A collective gasp went through Class 1-A as they processed the mental image. "Wait... avocado smoothies?" Kaminari asked, his voice filled with disbelief. "That's just... evil."
"It was a work of genius," Nezu said with a twinkle in his eye. "And no one ever suspected me. I was, as always, the puppet master behind the scenes."
Meanwhile, Eraserhead, now visibly shaking his head, let out an exhausted sigh. "I should've known. Always the little tricks, always the pranks... And you helped them?"
"Well, most of them were admittedly Tensei's ideas. The reenactment, the gun show, the Romeo and Juliet flash mob, all Tensei. The absolute peak though, or I guess for your class it was the low point, was when Tensei and Oboro worked together. They came up with what will forever be known as the cucumber incident."
Eraserhead flared his quirk. "No. No. We do NOT discuss that incident. They had to have a hazmat team come in!"
Nezu just cackled.
The students of Class 1-A exchanged confused glances, with more than a few eyebrows raised.
"Hazmat team?" Kaminari blurted out, his curiosity piqued.
"I'll never understand why you all find this so funny," Eraserhead muttered, rubbing his temples. "That's enough. No more. We are not talking about the cucumber incident."
Nezu, unable to contain himself, grinned wider. "Oh, but the stories…"
Eraserhead shot him a glare that could cut through steel. "Not a single word."
Kai, watching the exchange with mild interest, caught the tension in the air. "Guess it's a touchy subject," he said dryly.
"Shut up. On the bus, everyone. All of you. Even you two." He said, pointing at Snipe and Ectoplasm.
"Sir." Yaoyorozu spoke up. "Why are these four joining us today? You said we would only have All Might and Thirteen present."
Snipe answered. "Well, pardner, we's fixin' to do some quirk trainin' with the yungin, an' we reckon we'd be right grateful for them surroundings y'all headed to, so we're hitchin' up and comin' along fer the ride."
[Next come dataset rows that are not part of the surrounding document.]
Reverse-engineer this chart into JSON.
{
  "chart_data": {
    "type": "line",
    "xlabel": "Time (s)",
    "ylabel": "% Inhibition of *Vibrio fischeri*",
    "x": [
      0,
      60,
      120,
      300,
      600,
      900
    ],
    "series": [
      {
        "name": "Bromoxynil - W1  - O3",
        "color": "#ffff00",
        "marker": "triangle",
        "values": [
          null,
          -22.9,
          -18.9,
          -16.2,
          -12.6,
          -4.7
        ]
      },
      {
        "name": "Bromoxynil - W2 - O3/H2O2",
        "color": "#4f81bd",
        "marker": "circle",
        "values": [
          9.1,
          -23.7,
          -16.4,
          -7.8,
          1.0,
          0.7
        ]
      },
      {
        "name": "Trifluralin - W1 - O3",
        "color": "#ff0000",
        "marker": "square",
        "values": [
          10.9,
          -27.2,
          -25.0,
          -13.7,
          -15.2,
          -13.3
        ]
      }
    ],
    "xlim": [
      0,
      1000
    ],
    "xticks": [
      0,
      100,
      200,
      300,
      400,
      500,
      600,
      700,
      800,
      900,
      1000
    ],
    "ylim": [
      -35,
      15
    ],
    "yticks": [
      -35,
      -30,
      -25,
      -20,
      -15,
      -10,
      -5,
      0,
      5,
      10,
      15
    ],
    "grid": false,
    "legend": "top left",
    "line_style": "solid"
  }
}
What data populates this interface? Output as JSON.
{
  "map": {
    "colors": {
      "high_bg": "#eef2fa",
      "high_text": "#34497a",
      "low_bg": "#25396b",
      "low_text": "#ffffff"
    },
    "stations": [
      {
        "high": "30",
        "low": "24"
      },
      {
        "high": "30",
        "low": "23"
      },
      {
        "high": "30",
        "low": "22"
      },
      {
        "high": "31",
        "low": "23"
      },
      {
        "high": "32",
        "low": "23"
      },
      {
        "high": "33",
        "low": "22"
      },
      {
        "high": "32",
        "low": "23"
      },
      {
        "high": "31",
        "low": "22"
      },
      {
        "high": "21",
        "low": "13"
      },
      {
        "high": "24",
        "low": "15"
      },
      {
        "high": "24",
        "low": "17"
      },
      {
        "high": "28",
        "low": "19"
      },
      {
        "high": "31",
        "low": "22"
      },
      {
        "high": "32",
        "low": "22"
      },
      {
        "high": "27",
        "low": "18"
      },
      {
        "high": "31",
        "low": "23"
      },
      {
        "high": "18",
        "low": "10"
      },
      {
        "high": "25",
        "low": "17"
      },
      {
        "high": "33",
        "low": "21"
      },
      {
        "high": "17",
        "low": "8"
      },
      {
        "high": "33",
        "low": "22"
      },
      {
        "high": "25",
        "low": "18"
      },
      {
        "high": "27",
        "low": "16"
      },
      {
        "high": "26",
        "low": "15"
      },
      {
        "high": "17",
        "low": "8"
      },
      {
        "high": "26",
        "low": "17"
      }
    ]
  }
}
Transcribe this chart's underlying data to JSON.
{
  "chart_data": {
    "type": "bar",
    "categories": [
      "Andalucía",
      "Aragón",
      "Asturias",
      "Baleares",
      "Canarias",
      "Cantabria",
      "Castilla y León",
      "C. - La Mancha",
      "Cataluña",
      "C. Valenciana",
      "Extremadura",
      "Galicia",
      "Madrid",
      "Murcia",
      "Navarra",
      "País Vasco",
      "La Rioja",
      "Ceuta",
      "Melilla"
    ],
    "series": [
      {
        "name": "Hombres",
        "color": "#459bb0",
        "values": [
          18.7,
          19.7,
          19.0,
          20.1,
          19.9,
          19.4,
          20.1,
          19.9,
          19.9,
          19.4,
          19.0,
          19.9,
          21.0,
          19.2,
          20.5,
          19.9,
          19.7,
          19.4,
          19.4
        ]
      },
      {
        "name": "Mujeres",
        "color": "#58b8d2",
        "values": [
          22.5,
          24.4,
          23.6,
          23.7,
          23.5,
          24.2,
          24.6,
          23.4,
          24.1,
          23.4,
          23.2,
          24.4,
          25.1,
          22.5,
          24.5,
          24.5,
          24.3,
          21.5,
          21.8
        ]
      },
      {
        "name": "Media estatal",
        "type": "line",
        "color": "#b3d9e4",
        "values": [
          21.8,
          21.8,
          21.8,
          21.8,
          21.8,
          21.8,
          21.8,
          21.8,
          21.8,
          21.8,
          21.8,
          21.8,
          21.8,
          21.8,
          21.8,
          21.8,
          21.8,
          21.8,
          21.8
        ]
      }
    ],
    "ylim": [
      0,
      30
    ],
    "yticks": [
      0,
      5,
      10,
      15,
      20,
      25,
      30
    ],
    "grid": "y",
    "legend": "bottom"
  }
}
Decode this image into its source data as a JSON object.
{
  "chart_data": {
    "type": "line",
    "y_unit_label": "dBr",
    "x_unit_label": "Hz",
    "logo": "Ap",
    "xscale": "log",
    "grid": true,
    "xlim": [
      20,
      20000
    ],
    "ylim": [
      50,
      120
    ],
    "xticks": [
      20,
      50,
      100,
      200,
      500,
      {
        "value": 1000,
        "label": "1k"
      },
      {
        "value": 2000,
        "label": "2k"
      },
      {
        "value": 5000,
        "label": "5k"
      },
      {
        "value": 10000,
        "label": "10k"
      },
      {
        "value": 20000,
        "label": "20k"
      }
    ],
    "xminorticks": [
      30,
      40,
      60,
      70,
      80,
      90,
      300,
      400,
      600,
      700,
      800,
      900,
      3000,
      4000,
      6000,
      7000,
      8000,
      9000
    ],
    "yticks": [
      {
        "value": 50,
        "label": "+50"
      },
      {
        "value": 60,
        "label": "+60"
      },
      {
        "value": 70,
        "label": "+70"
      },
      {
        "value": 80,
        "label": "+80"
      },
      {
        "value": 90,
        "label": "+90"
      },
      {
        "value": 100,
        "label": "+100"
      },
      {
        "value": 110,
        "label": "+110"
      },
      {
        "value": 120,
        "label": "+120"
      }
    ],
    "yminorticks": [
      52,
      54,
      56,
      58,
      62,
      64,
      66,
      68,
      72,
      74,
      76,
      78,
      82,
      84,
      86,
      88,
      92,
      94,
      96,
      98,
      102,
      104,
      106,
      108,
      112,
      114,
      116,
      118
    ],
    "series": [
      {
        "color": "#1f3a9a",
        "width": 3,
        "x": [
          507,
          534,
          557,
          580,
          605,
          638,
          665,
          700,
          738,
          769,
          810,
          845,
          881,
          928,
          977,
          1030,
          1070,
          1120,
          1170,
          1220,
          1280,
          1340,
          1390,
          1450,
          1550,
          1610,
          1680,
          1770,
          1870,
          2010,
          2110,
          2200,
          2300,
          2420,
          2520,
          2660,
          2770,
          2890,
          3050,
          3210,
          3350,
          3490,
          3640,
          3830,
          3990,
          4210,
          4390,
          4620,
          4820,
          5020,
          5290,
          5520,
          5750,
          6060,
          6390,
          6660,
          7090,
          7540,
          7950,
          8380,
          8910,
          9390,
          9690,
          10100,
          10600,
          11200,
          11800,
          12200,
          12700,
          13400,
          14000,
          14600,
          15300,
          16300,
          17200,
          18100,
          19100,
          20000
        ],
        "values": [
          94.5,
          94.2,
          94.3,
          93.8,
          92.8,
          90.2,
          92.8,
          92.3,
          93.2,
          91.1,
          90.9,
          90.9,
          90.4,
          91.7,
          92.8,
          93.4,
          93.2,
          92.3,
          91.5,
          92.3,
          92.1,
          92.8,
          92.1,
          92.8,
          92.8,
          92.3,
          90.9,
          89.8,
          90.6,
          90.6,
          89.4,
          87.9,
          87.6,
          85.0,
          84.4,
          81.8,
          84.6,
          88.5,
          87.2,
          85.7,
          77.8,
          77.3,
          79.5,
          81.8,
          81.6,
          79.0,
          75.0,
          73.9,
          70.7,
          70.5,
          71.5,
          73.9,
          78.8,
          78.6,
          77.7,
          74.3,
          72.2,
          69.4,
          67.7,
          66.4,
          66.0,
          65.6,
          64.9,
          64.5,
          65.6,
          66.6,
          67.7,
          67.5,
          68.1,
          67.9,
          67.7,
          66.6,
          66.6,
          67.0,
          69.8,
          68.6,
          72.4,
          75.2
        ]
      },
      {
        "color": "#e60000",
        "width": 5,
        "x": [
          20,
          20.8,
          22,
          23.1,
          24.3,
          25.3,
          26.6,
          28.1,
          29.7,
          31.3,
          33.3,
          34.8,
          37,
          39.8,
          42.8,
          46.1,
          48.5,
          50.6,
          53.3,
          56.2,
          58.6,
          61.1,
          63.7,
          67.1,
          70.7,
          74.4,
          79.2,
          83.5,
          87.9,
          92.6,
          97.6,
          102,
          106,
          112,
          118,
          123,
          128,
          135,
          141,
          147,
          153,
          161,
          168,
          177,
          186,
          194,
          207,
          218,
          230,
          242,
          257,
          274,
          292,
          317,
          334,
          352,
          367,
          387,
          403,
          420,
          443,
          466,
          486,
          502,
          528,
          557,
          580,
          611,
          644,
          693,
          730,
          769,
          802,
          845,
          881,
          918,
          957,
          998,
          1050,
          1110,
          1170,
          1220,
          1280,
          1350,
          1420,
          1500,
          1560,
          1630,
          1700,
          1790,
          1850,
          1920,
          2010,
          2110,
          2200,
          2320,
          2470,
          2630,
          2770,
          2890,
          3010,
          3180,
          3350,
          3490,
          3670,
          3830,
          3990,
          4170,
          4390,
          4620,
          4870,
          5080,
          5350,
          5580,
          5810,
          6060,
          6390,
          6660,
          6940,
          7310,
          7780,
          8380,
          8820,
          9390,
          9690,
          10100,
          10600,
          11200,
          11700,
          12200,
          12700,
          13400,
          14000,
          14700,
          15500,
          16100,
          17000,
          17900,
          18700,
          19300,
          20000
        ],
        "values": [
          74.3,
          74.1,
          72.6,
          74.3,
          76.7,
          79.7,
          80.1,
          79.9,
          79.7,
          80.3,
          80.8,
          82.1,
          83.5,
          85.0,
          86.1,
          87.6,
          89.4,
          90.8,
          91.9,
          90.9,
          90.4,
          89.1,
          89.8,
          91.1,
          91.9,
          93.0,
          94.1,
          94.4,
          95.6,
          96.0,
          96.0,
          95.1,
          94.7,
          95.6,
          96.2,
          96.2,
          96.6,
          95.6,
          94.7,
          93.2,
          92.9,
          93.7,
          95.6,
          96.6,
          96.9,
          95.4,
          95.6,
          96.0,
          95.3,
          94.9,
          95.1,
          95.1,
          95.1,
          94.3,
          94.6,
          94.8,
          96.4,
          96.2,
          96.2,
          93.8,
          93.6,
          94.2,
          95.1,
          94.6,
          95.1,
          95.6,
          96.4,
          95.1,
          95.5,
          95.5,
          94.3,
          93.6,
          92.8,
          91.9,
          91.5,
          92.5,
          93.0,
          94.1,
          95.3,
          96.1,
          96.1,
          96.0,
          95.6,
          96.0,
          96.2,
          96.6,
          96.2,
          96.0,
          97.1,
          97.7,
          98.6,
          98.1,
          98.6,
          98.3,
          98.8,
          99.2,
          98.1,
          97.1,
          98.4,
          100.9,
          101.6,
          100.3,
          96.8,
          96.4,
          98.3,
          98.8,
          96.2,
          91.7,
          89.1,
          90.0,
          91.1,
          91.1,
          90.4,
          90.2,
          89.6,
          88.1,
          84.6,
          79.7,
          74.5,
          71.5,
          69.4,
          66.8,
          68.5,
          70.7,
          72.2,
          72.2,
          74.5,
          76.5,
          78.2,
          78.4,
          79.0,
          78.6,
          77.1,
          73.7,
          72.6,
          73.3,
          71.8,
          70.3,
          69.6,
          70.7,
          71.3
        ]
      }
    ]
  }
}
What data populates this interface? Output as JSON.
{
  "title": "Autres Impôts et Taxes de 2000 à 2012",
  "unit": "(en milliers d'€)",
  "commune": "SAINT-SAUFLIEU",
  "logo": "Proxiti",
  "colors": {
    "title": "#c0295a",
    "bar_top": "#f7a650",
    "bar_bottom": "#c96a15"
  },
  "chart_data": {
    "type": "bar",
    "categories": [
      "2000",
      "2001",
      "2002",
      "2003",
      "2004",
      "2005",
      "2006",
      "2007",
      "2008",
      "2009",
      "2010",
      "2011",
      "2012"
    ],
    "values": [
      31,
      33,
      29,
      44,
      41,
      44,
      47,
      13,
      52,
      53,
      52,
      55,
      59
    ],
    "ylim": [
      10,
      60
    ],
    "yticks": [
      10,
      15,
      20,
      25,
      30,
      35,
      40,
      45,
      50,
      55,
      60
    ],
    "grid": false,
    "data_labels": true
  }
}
Yaoyorozu just nodded, not understanding a word.
"Alright now, quit lollygaggin', grab your gear, an' git on the bus—time's a-tickin'!"
With that the Texan climbed onto the bus, leaving all the people standing there not understanding a single word.
Except for Kai, a former American. "Well, shoot, ya heard 'im! Grab yer stuff an' let's mosey on outta here!"